Jul 25, 2006

Demand for Ethanol May Drive Up Food Prices, Science News Online, July 22, 2006

Science News Online, July 22, 2006: "'The lines between the food economy and the energy economy [are] becoming blurred,' says agricultural economist Lester R. Brown, president of the Earth Policy Institute in Washington, D.C. Last week, his organization issued an economic analysis on the subject.

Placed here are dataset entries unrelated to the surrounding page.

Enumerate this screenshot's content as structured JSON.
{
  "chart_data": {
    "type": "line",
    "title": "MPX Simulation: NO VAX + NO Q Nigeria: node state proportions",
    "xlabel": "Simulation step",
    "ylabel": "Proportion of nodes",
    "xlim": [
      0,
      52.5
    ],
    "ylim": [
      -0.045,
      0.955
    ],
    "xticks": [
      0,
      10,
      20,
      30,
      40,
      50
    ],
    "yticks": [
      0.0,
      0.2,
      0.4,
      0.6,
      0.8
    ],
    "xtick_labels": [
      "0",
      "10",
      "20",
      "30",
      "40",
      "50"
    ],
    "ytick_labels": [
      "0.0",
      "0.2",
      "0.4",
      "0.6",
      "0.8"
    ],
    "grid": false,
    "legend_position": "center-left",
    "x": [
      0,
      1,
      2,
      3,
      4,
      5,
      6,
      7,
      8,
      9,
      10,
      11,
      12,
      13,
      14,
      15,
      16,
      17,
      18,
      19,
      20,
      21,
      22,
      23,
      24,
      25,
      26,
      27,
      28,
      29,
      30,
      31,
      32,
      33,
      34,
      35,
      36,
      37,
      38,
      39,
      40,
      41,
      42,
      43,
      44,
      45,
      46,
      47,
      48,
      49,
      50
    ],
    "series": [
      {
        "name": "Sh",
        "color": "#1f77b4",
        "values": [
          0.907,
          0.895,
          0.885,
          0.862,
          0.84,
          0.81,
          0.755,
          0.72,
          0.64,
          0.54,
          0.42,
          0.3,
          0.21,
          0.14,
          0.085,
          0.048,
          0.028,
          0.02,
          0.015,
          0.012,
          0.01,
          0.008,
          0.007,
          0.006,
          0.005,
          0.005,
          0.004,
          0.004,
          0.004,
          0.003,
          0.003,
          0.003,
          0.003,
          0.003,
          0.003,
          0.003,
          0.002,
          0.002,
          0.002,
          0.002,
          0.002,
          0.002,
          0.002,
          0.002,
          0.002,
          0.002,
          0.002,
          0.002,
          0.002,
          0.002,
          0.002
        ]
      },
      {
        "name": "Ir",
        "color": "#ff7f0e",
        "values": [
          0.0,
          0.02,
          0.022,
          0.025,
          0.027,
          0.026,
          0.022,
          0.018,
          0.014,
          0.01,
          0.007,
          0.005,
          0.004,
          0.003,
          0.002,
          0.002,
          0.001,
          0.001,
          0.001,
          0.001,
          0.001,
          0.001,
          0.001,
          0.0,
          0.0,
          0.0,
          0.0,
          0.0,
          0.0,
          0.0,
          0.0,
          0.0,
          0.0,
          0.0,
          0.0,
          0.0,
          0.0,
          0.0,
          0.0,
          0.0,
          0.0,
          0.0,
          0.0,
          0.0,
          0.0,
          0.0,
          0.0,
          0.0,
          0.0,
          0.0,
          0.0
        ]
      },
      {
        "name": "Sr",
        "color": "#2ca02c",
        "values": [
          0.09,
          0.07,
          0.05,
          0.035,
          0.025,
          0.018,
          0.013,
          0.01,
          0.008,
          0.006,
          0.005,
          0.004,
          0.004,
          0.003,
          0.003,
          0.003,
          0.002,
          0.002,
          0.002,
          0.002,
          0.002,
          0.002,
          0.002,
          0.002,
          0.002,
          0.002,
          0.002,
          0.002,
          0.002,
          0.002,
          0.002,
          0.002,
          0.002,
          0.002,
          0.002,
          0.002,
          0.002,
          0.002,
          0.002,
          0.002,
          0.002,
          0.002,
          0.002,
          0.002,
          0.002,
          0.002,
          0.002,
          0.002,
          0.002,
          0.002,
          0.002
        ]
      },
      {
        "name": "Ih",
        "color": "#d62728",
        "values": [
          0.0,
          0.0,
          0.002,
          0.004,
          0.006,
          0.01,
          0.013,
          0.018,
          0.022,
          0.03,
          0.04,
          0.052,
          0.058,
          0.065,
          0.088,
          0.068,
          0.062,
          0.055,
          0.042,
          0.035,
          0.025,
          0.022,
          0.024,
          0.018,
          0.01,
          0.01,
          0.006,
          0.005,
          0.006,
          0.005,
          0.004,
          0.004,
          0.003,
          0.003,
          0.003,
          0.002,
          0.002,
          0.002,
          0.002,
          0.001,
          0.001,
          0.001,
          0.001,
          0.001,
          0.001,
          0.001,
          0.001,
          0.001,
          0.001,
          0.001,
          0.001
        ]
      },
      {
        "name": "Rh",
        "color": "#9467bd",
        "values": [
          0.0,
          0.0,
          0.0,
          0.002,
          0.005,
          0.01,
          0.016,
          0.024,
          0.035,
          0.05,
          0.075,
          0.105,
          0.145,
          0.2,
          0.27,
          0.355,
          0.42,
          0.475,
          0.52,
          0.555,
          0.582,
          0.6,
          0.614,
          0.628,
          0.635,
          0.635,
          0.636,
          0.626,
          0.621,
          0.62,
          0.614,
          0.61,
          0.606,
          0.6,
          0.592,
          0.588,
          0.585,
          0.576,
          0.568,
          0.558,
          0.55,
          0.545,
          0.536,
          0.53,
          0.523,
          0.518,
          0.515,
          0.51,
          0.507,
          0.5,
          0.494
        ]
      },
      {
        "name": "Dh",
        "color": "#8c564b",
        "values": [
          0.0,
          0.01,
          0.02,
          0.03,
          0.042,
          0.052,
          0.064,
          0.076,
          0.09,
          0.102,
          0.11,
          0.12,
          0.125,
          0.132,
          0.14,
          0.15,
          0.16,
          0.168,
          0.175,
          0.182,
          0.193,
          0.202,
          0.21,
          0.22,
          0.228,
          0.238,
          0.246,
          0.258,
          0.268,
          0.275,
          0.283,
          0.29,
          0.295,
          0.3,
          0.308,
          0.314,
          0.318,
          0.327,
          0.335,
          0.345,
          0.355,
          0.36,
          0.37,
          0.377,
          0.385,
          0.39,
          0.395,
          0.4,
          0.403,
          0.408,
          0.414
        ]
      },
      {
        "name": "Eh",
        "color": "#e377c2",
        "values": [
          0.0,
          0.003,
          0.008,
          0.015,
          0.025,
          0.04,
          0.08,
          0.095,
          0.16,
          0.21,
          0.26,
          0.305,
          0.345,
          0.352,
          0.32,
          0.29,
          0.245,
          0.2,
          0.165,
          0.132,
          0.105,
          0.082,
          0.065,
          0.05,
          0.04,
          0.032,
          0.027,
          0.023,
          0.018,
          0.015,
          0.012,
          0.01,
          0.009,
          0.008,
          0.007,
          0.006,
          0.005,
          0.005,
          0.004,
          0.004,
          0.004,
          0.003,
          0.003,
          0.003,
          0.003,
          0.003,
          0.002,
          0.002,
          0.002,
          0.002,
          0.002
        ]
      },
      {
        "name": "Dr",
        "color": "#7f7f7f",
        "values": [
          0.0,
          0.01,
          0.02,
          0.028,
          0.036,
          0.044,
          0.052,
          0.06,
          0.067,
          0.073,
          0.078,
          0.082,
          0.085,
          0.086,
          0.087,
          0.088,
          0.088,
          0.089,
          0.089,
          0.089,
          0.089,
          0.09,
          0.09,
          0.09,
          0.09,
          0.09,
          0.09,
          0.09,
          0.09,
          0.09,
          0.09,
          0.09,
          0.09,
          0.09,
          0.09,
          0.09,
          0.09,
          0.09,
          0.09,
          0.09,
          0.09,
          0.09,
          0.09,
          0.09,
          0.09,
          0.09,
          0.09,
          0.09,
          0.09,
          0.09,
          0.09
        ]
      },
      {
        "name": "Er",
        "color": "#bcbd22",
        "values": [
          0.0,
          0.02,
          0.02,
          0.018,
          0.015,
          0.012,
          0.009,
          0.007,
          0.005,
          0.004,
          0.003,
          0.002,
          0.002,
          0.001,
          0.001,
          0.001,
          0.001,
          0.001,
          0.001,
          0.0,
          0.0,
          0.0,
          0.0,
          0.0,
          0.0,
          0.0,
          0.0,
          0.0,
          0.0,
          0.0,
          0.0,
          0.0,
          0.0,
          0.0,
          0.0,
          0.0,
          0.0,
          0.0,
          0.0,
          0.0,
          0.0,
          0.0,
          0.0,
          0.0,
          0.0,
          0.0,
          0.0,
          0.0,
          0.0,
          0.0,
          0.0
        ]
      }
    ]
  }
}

The analysis found an emerging 'competition between the 800 million people who own automobiles and the 2 billion low-income people, many of whom already spend over half their income on food,' Brown says. Furthermore, he says, 'taxpayers may be subsidizing a rise in their own food prices.'

To encourage the use of alternative fuels, U.S. law subsidizes ethanol production at 51 cents per gallon and production of other so-called biofuels at up to $1 per gallon. Those incentives tempt farmers to sell crops to biofuel distilleries or, if they instead sell to food manufacturers, to demand higher prices than they otherwise would.

One-fifth of corn and almost one sixth of the U.S. grain harvest overall goes toward ethanol production, according to the institute's report. And while the world's production of grain will grow by about 20 million tons this year, 70 percent of the increase could be used to generate ethanol for U.S. automobiles, Brown says."